The general formula seems to be size of possible match set/size of actual match set, and summed for every treated unit to which a control unit is matched.
Consider unit 3765, which has a weight of 6.25:
list if _weight==6.25 gen idnumber=3765 gen flag=1 if _n1==idnumber replace flag=1 if _n2==idnumber replace flag=1 if _n3==idnumber replace flag=1 if _n4==idnumber replace flag=1 if _n5==idnumber list _id mbsmoke _n1 _n2 _n3 _n4 _n5 if flag==1 +---------------------------------------------------+ | _id mbsmoke _n1 _n2 _n3 _n4 _n5 | |---------------------------------------------------| 52. | 4635 smoker 3767 3768 3766 3765 . | 247. | 4630 smoker 3765 3766 3767 3764 3763 | 2150. | 4634 smoker 3767 3766 3765 3768 3764 | 2790. | 4632 smoker 3766 3767 3765 3764 3768 | 3360. | 4631 smoker 3765 3766 3767 3764 3763 | |---------------------------------------------------| 3856. | 4633 smoker 3767 3766 3765 3764 3768 | +---------------------------------------------------+
For its first match, we divide 5/4 to yield 1.25. The next five matches are 5/5, so that the resulting sum is 6.25.
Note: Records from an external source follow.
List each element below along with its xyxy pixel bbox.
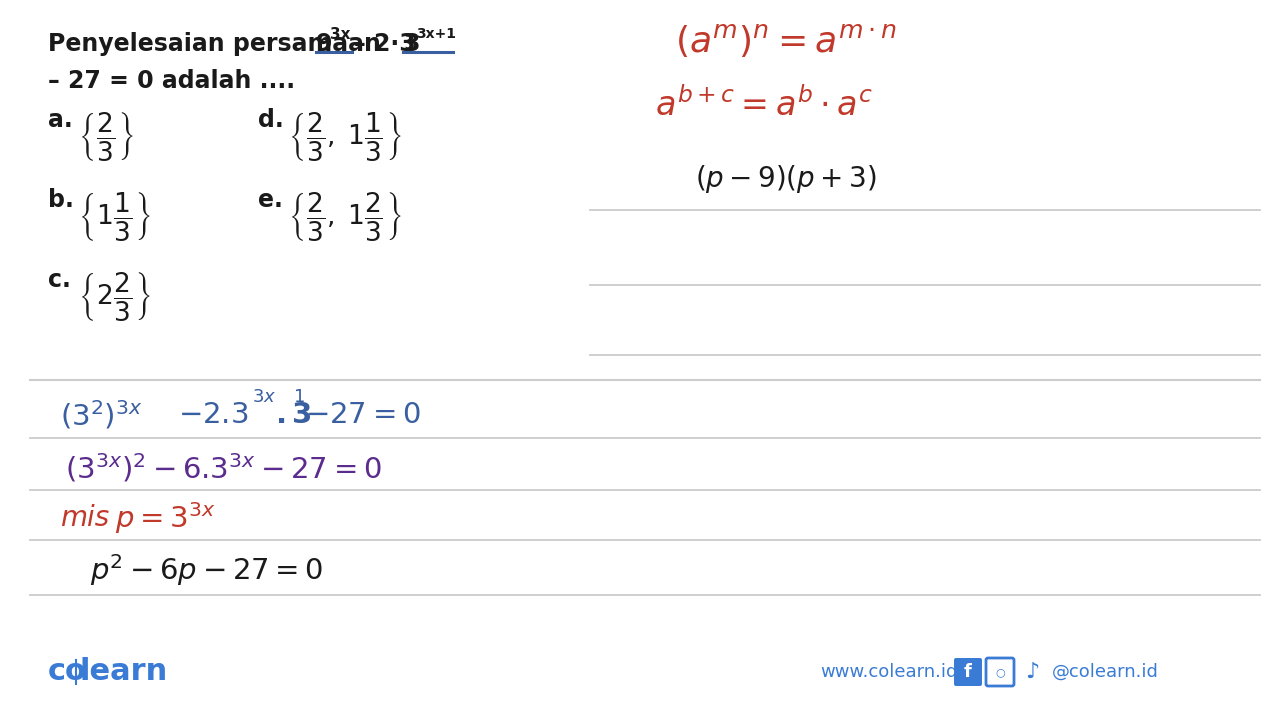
FancyBboxPatch shape: [954, 658, 982, 686]
Text: $(3^2)^{3x}$: $(3^2)^{3x}$: [60, 399, 143, 431]
Text: c.: c.: [49, 268, 70, 292]
Text: – 27 = 0 adalah ....: – 27 = 0 adalah ....: [49, 69, 296, 93]
Text: $\left\{\dfrac{2}{3}\right\}$: $\left\{\dfrac{2}{3}\right\}$: [78, 110, 134, 163]
Text: ○: ○: [995, 667, 1005, 677]
Text: $\left\{\dfrac{2}{3},\;1\dfrac{1}{3}\right\}$: $\left\{\dfrac{2}{3},\;1\dfrac{1}{3}\rig…: [288, 110, 402, 163]
Text: 3x: 3x: [330, 27, 351, 42]
Text: – 2·3: – 2·3: [355, 32, 416, 56]
Text: co: co: [49, 657, 87, 686]
Text: 9: 9: [316, 32, 333, 56]
Text: @colearn.id: @colearn.id: [1052, 663, 1158, 681]
Text: $3x$: $3x$: [252, 388, 276, 406]
Text: $1$: $1$: [293, 388, 305, 406]
Text: $(a^m)^n = a^{m \cdot n}$: $(a^m)^n = a^{m \cdot n}$: [675, 22, 897, 59]
Text: $p^2 - 6p - 27 = 0$: $p^2 - 6p - 27 = 0$: [90, 552, 324, 588]
Text: 3x+1: 3x+1: [416, 27, 456, 41]
Text: f: f: [964, 663, 972, 681]
Text: Penyelesaian persamaan: Penyelesaian persamaan: [49, 32, 389, 56]
Text: $\left\{\dfrac{2}{3},\;1\dfrac{2}{3}\right\}$: $\left\{\dfrac{2}{3},\;1\dfrac{2}{3}\rig…: [288, 190, 402, 243]
Text: www.colearn.id: www.colearn.id: [820, 663, 957, 681]
Text: b.: b.: [49, 188, 74, 212]
Text: 3: 3: [403, 32, 420, 56]
Text: $\mathbf{.3}$: $\mathbf{.3}$: [275, 401, 312, 429]
Text: mis: mis: [60, 504, 109, 532]
Text: $a^{b+c} = a^b \cdot a^c$: $a^{b+c} = a^b \cdot a^c$: [655, 88, 873, 124]
Text: learn: learn: [79, 657, 168, 686]
Text: $\left\{2\dfrac{2}{3}\right\}$: $\left\{2\dfrac{2}{3}\right\}$: [78, 270, 151, 323]
Text: ♪: ♪: [1025, 662, 1039, 682]
Text: e.: e.: [259, 188, 283, 212]
Text: $- 2.3$: $- 2.3$: [178, 401, 248, 429]
Text: d.: d.: [259, 108, 284, 132]
Text: $( p-9)( p+3)$: $( p-9)( p+3)$: [695, 163, 877, 195]
Text: $p= 3^{3x}$: $p= 3^{3x}$: [115, 500, 215, 536]
Text: a.: a.: [49, 108, 73, 132]
Text: $\left\{1\dfrac{1}{3}\right\}$: $\left\{1\dfrac{1}{3}\right\}$: [78, 190, 151, 243]
Text: $(3^{3x})^2 - 6.3^{3x} - 27 = 0$: $(3^{3x})^2 - 6.3^{3x} - 27 = 0$: [65, 451, 381, 485]
Text: $- 27 = 0$: $- 27 = 0$: [305, 401, 421, 429]
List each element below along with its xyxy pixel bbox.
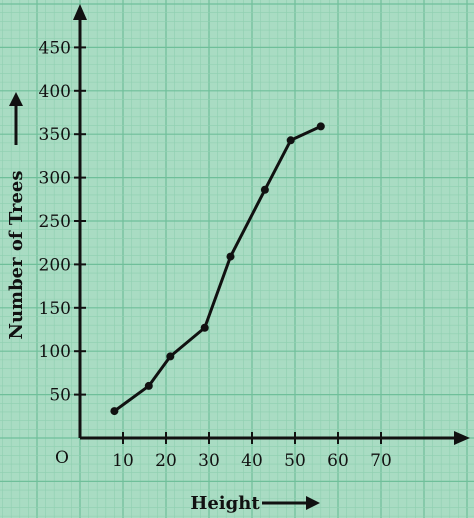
data-point [286,136,295,145]
series-line [113,125,322,413]
x-tick-label: 10 [112,451,134,471]
y-tick-label: 350 [39,125,71,145]
ticks: 50 100 150 200 250 300 350 400 450 10 20 30 40 50 60 70 [39,38,392,471]
x-tick-label: 20 [155,451,177,471]
axes [73,4,470,445]
x-tick-label: 60 [327,451,349,471]
y-tick-label: 150 [39,299,71,319]
x-tick-label: 50 [284,451,306,471]
y-tick-label: 250 [39,212,71,232]
data-point [200,323,209,332]
x-tick-label: 30 [198,451,220,471]
data-point [144,381,153,390]
origin-label: O [55,448,69,468]
y-axis-arrow [73,4,87,20]
y-title-arrow-head [9,92,23,106]
y-tick-label: 200 [39,255,71,275]
y-tick-label: 450 [39,38,71,58]
x-axis-arrow [454,431,470,445]
data-point [166,352,175,361]
y-tick-label: 100 [39,342,71,362]
y-tick-label: 400 [39,82,71,102]
x-axis-title: Height [190,493,260,514]
series [110,122,325,416]
y-tick-label: 50 [49,386,71,406]
y-axis-title: Number of Trees [6,171,27,340]
data-point [110,407,119,416]
x-title-arrow-head [306,496,320,510]
x-tick-label: 70 [370,451,392,471]
data-point [260,185,269,194]
x-tick-label: 40 [241,451,263,471]
data-point [316,122,325,131]
data-point [226,252,235,261]
y-tick-label: 300 [39,169,71,189]
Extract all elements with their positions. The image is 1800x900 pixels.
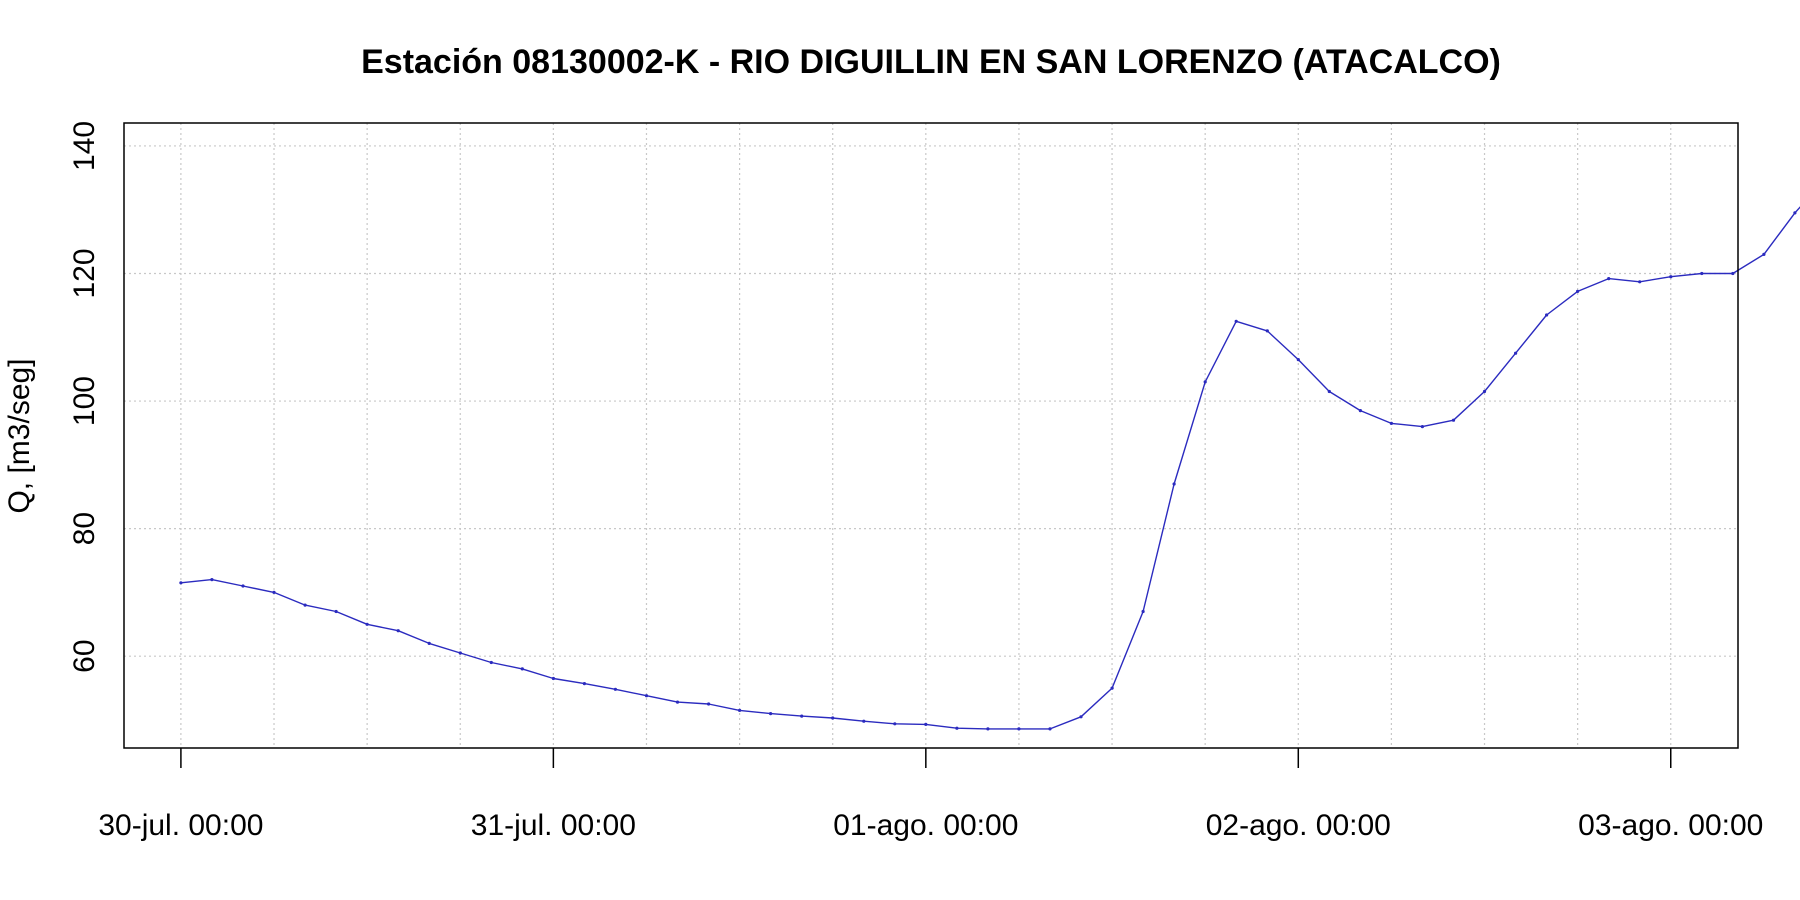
data-point	[582, 682, 587, 686]
data-point	[1793, 211, 1797, 215]
data-point	[1265, 329, 1269, 333]
data-point	[1638, 280, 1642, 284]
data-point	[1731, 271, 1735, 276]
data-point	[1358, 409, 1362, 413]
data-point	[738, 708, 742, 713]
data-point	[1545, 313, 1549, 317]
data-point	[1234, 319, 1238, 323]
data-point	[769, 712, 773, 716]
data-point	[1762, 252, 1766, 256]
data-point	[520, 667, 524, 671]
data-point	[1700, 271, 1704, 276]
data-point	[179, 581, 183, 585]
data-point	[365, 622, 369, 626]
plot-frame	[123, 122, 1739, 749]
data-point	[1451, 418, 1456, 422]
data-point	[831, 716, 835, 720]
data-point	[1172, 482, 1176, 486]
x-axis: 30-jul. 00:00 31-jul. 00:00 01-ago. 00:00 0…	[98, 748, 1763, 842]
data-point	[707, 702, 711, 706]
data-point	[551, 676, 556, 681]
data-point	[1576, 289, 1580, 293]
data-point	[303, 603, 307, 607]
y-tick-label: 120	[68, 248, 101, 298]
data-point	[1389, 421, 1393, 425]
data-point	[800, 714, 804, 718]
y-axis-label: Q, [m3/seg]	[3, 358, 36, 513]
data-point	[1296, 358, 1300, 362]
data-point	[644, 694, 649, 698]
data-point	[675, 700, 680, 704]
data-point	[924, 722, 928, 727]
x-tick-label: 30-jul. 00:00	[98, 809, 263, 842]
data-point	[1048, 727, 1052, 731]
data-point	[1327, 389, 1331, 394]
data-point	[1514, 351, 1518, 355]
data-point	[1669, 275, 1673, 279]
data-point	[334, 609, 338, 614]
y-axis: 60 80 100 120 140	[68, 121, 101, 673]
y-tick-label: 60	[68, 639, 101, 672]
data-point	[210, 578, 214, 582]
data-point	[862, 719, 866, 723]
data-point	[458, 651, 462, 655]
data-point	[272, 590, 276, 595]
x-tick-label: 31-jul. 00:00	[471, 809, 636, 842]
data-point	[1141, 609, 1145, 614]
data-point	[1017, 727, 1021, 731]
grid	[124, 123, 1738, 748]
y-tick-label: 140	[68, 121, 101, 171]
data-point	[955, 726, 959, 730]
chart-title: Estación 08130002-K - RIO DIGUILLIN EN S…	[361, 43, 1501, 81]
x-tick-label: 01-ago. 00:00	[833, 809, 1018, 842]
x-tick-label: 02-ago. 00:00	[1206, 809, 1391, 842]
data-point	[427, 641, 431, 646]
data-point	[613, 687, 618, 691]
data-point	[241, 584, 245, 588]
data-point	[396, 629, 400, 633]
data-point	[893, 722, 897, 726]
data-point	[986, 727, 990, 731]
data-point	[1110, 686, 1114, 690]
data-point	[1420, 425, 1424, 429]
x-tick-label: 03-ago. 00:00	[1578, 809, 1763, 842]
data-point	[1607, 277, 1611, 281]
data-point	[1482, 389, 1487, 394]
series-layer	[179, 206, 1800, 731]
y-tick-label: 100	[68, 376, 101, 426]
data-point	[1079, 715, 1083, 719]
y-tick-label: 80	[68, 512, 101, 545]
data-point	[1203, 380, 1207, 384]
data-point	[489, 660, 493, 665]
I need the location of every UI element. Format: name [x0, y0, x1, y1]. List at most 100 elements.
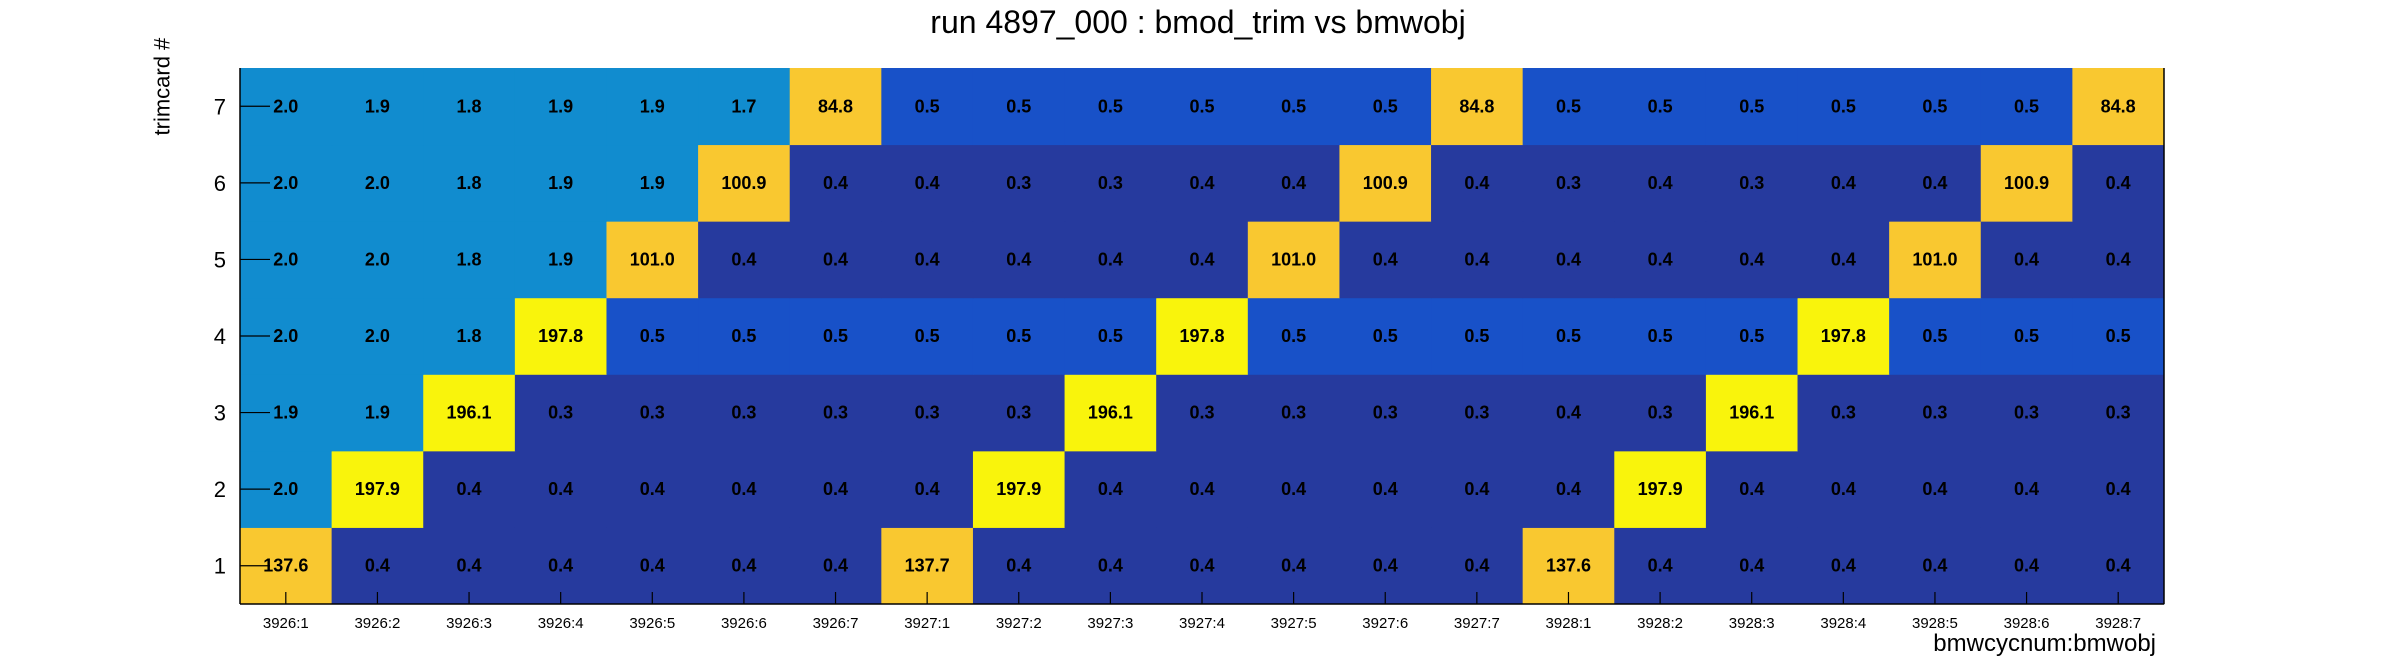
cell-value-label: 1.9 — [548, 96, 573, 116]
heatmap-cell — [1522, 221, 1615, 299]
heatmap-cell — [1431, 450, 1524, 528]
heatmap-cell — [423, 144, 516, 222]
heatmap-cell — [606, 221, 699, 299]
heatmap-cell — [1797, 68, 1890, 146]
heatmap-cell — [1614, 527, 1707, 605]
heatmap-cell — [972, 527, 1066, 605]
heatmap-cell — [1614, 68, 1707, 146]
heatmap-cell — [2072, 297, 2165, 375]
heatmap-cell — [331, 144, 424, 222]
heatmap-cell — [1522, 297, 1615, 375]
x-tick-label: 3926:2 — [354, 615, 400, 632]
x-axis-label: bmwcycnum:bmwobj — [1933, 630, 2156, 657]
heatmap-cell — [881, 450, 974, 528]
cell-value-label: 1.9 — [365, 403, 390, 423]
heatmap-cell — [1889, 144, 1982, 222]
heatmap-cell — [789, 527, 882, 605]
heatmap-cell — [2072, 68, 2165, 146]
heatmap-cell — [789, 144, 882, 222]
cell-value-label: 2.0 — [273, 249, 298, 269]
heatmap-cell — [1156, 68, 1249, 146]
cell-value-label: 0.4 — [1098, 556, 1123, 576]
heatmap-cell — [1156, 297, 1249, 375]
cell-value-label: 0.5 — [1281, 326, 1306, 346]
cell-value-label: 2.0 — [273, 326, 298, 346]
cell-value-label: 197.9 — [1638, 479, 1683, 499]
heatmap-cell — [423, 374, 516, 452]
cell-value-label: 0.5 — [2014, 96, 2039, 116]
heatmap-cell — [1064, 374, 1157, 452]
cell-value-label: 1.9 — [640, 96, 665, 116]
cell-value-label: 0.4 — [457, 556, 482, 576]
cell-value-label: 197.9 — [355, 479, 400, 499]
heatmap-cell — [1064, 297, 1157, 375]
heatmap-cell — [789, 297, 882, 375]
cell-value-label: 0.4 — [1739, 249, 1764, 269]
cell-value-label: 0.5 — [1739, 326, 1764, 346]
heatmap-cell — [1614, 144, 1707, 222]
cell-value-label: 0.5 — [1189, 96, 1214, 116]
y-tick-label: 6 — [214, 171, 226, 196]
heatmap-cell — [972, 68, 1066, 146]
heatmap-cell — [514, 527, 607, 605]
cell-value-label: 0.5 — [915, 96, 940, 116]
cell-value-label: 0.5 — [915, 326, 940, 346]
cell-value-label: 0.5 — [2014, 326, 2039, 346]
x-tick-label: 3928:7 — [2095, 615, 2141, 632]
heatmap-cell — [881, 527, 974, 605]
heatmap-cell — [514, 374, 607, 452]
cell-value-label: 0.5 — [1006, 326, 1031, 346]
heatmap-cell — [514, 450, 607, 528]
cell-value-label: 0.4 — [365, 556, 390, 576]
cell-value-label: 1.7 — [731, 96, 756, 116]
y-tick-label: 3 — [214, 401, 226, 426]
heatmap-cell — [1705, 68, 1799, 146]
heatmap-cell — [1980, 144, 2073, 222]
cell-value-label: 0.4 — [915, 173, 940, 193]
heatmap-cell — [1797, 450, 1890, 528]
cell-value-label: 0.3 — [1464, 403, 1489, 423]
cell-value-label: 0.4 — [457, 479, 482, 499]
heatmap-cell — [1339, 527, 1432, 605]
cell-value-label: 0.4 — [823, 249, 848, 269]
cell-value-label: 1.8 — [457, 173, 482, 193]
cell-value-label: 0.5 — [823, 326, 848, 346]
heatmap-cell — [1705, 527, 1799, 605]
cell-value-label: 1.8 — [457, 96, 482, 116]
heatmap-cell — [1705, 374, 1799, 452]
heatmap-cell — [1431, 68, 1524, 146]
heatmap-cell — [1980, 221, 2073, 299]
heatmap-cell — [881, 221, 974, 299]
cell-value-label: 0.5 — [1648, 96, 1673, 116]
heatmap-cell — [1247, 450, 1340, 528]
cell-value-label: 0.4 — [823, 556, 848, 576]
heatmap-cell — [1431, 527, 1524, 605]
cell-value-label: 0.4 — [2106, 479, 2131, 499]
heatmap-cell — [1156, 527, 1249, 605]
y-tick-label: 2 — [214, 477, 226, 502]
cell-value-label: 197.8 — [1821, 326, 1866, 346]
cell-value-label: 0.5 — [1739, 96, 1764, 116]
cell-value-label: 0.3 — [1006, 403, 1031, 423]
y-axis-label: trimcard # — [149, 37, 175, 136]
heatmap-cell — [1247, 297, 1340, 375]
cell-value-label: 0.4 — [1556, 479, 1581, 499]
heatmap-cell — [972, 297, 1066, 375]
cell-value-label: 0.5 — [1006, 96, 1031, 116]
x-tick-label: 3926:1 — [263, 615, 309, 632]
cell-value-label: 0.4 — [2106, 249, 2131, 269]
heatmap-cell — [1522, 450, 1615, 528]
cell-value-label: 0.3 — [548, 403, 573, 423]
heatmap-cell — [1705, 144, 1799, 222]
heatmap-cell — [606, 450, 699, 528]
heatmap-cell — [698, 297, 791, 375]
cell-value-label: 0.4 — [731, 249, 756, 269]
heatmap-cell — [1156, 144, 1249, 222]
heatmap-cell — [1431, 374, 1524, 452]
heatmap-cell — [606, 144, 699, 222]
heatmap-cell — [1705, 450, 1799, 528]
cell-value-label: 0.4 — [2106, 173, 2131, 193]
heatmap-cell — [1889, 374, 1982, 452]
cell-value-label: 0.5 — [1556, 326, 1581, 346]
I’m not sure how the weights work for any other type of matching procedure in psmatch2, and having spent a couple of hours goofing around with Stata, I have no desire to find out.
But this reminds me of an email exchange with someone I consider to be an international expert on matching. When queried about a particular aspect of psmatch2, this person replied
I can never figure out what psmatch2 is doing, and that’s actually one of the reasons I don’t use it much and don’t tend to recommend it. The documentation isn’t very clear and there are a number of things where I think it should be doing something but then it’s not clear that it is.
Yikes! Not exactly a compelling endorsement. This is why I now recommend to my students that they avoid psmatch2: how can you justify using a software procedure if you have no idea what it is doing? Especially considering so many other procedures available for Stata, as well as matchit in R. But after struggling with the teffects command in Stata, I now recommend psmatch2 due to its ease of use.
IMPORTANT NOTE: You should understand that these weights are not inverse propensity weights. Inverse propensity weights are derived directly from the propensities, and reflect the probability of treatment. The weights in psmatch2 are the result of the matching process, and reflect how many times a unit was matched during the matching process.